В тот вечер он сидел напротив, ближе, чем нужно, и говорил что-то, и я не слышала ни слова.

Я смотрела на его рот.

Я ловила себя на этом весь последний час и отводила взгляд, и через минуту снова смотрела на его рот — как он произносит слова, как двигается нижняя губа, — и думала совершенно конкретные, ясные, неприличные вещи о том, что этот рот мог бы сделать. Не туманно. Прямо. Я вообще всё думаю прямо — это моё проклятие: я не умею думать намёками, я думаю до конца, по пунктам, и сейчас мои пункты были про то, как его рот идёт по моей шее вниз.

У меня горело лицо. У меня — у человека, у которого десять лет не горело ничего.

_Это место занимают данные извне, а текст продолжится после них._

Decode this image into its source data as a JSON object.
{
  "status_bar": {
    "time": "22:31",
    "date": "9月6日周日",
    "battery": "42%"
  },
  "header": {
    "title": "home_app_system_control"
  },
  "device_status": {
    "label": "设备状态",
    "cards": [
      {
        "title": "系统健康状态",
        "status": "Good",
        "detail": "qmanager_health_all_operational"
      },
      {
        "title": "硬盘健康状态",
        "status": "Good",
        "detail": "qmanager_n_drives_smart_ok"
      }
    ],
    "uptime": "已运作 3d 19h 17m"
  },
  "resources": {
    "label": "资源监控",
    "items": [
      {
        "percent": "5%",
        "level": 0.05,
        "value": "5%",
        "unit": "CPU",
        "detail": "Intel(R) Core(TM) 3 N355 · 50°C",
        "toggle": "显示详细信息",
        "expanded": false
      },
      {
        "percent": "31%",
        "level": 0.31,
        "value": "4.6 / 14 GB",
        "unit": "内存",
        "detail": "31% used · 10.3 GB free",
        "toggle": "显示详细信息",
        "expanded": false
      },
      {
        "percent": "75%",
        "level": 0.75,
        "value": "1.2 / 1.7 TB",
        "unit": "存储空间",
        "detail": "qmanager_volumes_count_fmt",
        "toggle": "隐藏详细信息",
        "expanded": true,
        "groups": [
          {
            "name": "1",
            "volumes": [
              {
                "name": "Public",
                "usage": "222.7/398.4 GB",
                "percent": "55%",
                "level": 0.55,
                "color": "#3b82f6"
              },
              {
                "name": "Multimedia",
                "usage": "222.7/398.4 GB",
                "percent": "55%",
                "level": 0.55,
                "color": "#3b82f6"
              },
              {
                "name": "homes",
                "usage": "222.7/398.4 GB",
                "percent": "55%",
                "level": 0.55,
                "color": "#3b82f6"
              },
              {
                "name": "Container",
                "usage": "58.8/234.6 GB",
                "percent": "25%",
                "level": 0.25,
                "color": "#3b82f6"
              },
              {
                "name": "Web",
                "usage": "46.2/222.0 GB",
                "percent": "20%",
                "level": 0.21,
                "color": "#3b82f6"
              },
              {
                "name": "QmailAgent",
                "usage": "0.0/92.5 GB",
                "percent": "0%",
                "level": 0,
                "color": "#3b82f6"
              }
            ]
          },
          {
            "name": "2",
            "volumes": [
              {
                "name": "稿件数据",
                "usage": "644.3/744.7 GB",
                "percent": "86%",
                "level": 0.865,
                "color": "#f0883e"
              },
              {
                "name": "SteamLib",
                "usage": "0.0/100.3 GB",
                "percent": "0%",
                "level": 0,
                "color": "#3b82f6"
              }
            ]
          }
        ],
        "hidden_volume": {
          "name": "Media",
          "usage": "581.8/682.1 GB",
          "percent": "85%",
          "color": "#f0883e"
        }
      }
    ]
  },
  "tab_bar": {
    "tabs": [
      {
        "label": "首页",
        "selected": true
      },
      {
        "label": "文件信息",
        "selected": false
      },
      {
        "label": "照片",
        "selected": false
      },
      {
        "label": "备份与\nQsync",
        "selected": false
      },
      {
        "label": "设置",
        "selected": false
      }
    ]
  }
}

Он наклонился через стол — взять бумагу, обычное движение, — и оказался так близко, что я почувствовала его тепло кожей лица, и мой пульс сорвался. Не дрогнул — сорвался, в горло, в виски, вниз. Я сидела очень прямо и очень тихо и слышала собственное сердце так громко, что испугалась, что он услышит тоже.

Я хотела, чтобы он не выпрямлялся.

Я хотела, чтобы он остался вот так, близко, и сделал то, чего я не позволяю себе даже додумать, — и одновременно холодная, ясная часть меня смотрела на это сверху и говорила: посмотри на себя. Посмотри, во что ты превращаешься. Из-за чего. Из-за кого.

Я хотела его.

Это правда, которую я не могла обойти. Не «он мне симпатичен». Не «он интересный». Я хотела его телом — грубо, просто, до низа живота, так, как, я думала, со мной вообще не бывает, потому что со мной этого не было никогда. Я хотела, чтобы он перестал говорить, обошёл этот идиотский стол, поднял меня и сделал со мной всё, что я себе по пунктам расписала, пока он думал, что мы обсуждаем дело.

Я наклонилась к нему — сама, чуть-чуть, на пару сантиметров, не решив этого головой. Тело решило за меня. Тело наклонилось к теплу, как наклоняется всё живое.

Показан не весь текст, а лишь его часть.